The government’s decentralized energy activation roadmap will include the energy storage system (ESS) support policy required for distributed energy, the establishment of a virtual power plant (VPP), and the introduction of a regional distributed energy special zone. ESS can complement the generation of new and renewable energy, which is highly volatile. In the case of solar power, the amount of power generated during the day is large, but the amount of power generated at night is small, so variability can be reduced by storing the amount of electricity in the ESS during the day and using it at night. VPP is a system that virtually integrates distributed energy. According to the government plan, VPP gathers 40MW or less renewable energy power plants and integrates them as a single power plant. It becomes easier to manage distributed power plants, reducing the variability of renewable energy. The Distributed Energy Special Zone is to give special cases, such as permitting electricity transactions, by taking a specific area where distributed energy has been developed as a model example.

In the industry, it is a position that the policy base for distributed energy must be prepared in a hurry. The industry emphasized, “The domestic distributed energy is in its infancy, so the environment for distributed energy has not been created,” and emphasized that “the business can be activated only when a policy for activating distributed energy is in place.” What specific policies will be formulated to activate distributed energy this year is important in the growth of the renewable energy industry.
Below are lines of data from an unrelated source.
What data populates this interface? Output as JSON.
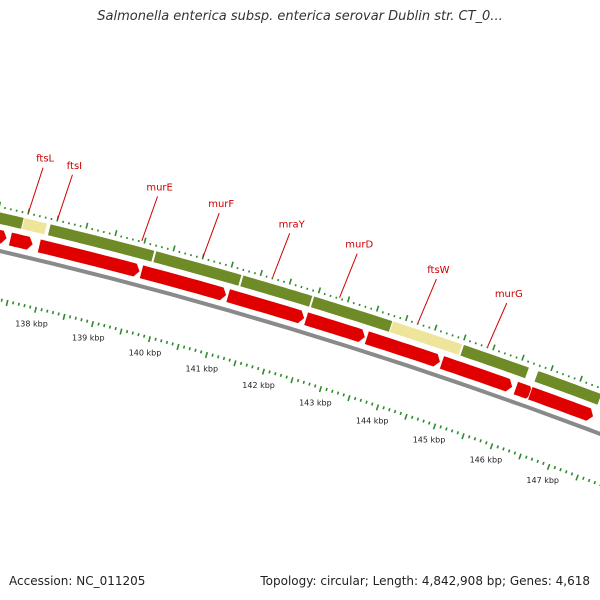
{
  "title": "Salmonella enterica subsp. enterica serovar Dublin str. CT_0...",
  "footer": {
    "accession": "Accession: NC_011205",
    "summary": "Topology: circular; Length: 4,842,908 bp; Genes: 4,618"
  },
  "colors": {
    "gene_label": "#cc0000",
    "feature_green": "#6e8b28",
    "feature_yellow": "#efe59a",
    "cds_red": "#e00000",
    "backbone": "#8a8a8a",
    "tick_green": "#2e8b2e"
  },
  "genes": [
    {
      "name": "ftsL",
      "pos": 137.5
    },
    {
      "name": "ftsI",
      "pos": 138.0
    },
    {
      "name": "murE",
      "pos": 139.45
    },
    {
      "name": "murF",
      "pos": 140.5
    },
    {
      "name": "mraY",
      "pos": 141.7
    },
    {
      "name": "murD",
      "pos": 142.85
    },
    {
      "name": "ftsW",
      "pos": 144.2
    },
    {
      "name": "murG",
      "pos": 145.4
    }
  ],
  "green_track": [
    {
      "type": "green",
      "start": 136.7,
      "end": 137.45
    },
    {
      "type": "yellow",
      "start": 137.45,
      "end": 137.85
    },
    {
      "type": "green",
      "start": 137.9,
      "end": 139.7
    },
    {
      "type": "green",
      "start": 139.72,
      "end": 141.2
    },
    {
      "type": "green",
      "start": 141.22,
      "end": 142.42
    },
    {
      "type": "green",
      "start": 142.44,
      "end": 143.8
    },
    {
      "type": "yellow",
      "start": 143.8,
      "end": 145.0
    },
    {
      "type": "green",
      "start": 145.02,
      "end": 146.15
    },
    {
      "type": "green",
      "start": 146.3,
      "end": 147.4
    }
  ],
  "cds_track": [
    {
      "start": 136.7,
      "end": 137.25
    },
    {
      "start": 137.3,
      "end": 137.7
    },
    {
      "start": 137.8,
      "end": 139.55
    },
    {
      "start": 139.57,
      "end": 141.05
    },
    {
      "start": 141.07,
      "end": 142.4
    },
    {
      "start": 142.42,
      "end": 143.45
    },
    {
      "start": 143.47,
      "end": 144.75
    },
    {
      "start": 144.77,
      "end": 146.0
    },
    {
      "start": 146.05,
      "end": 146.35
    },
    {
      "start": 146.3,
      "end": 147.4
    }
  ],
  "kbp_labels": [
    "138 kbp",
    "139 kbp",
    "140 kbp",
    "141 kbp",
    "142 kbp",
    "143 kbp",
    "144 kbp",
    "145 kbp",
    "146 kbp",
    "147 kbp"
  ]
}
President Moon declared in November last year that he would not hand over the greenhouse gas reduction plan to the next government. To this end, the 2050 Carbon Neutral Committee was set up under the direct control of the President, and a new vice minister dedicated to energy was also established in the Ministry of Industry. This year is virtually the last year of President Moon’s tenure. How well to lay the foundation for new and renewable energy at the end of the term remains an important task for the government.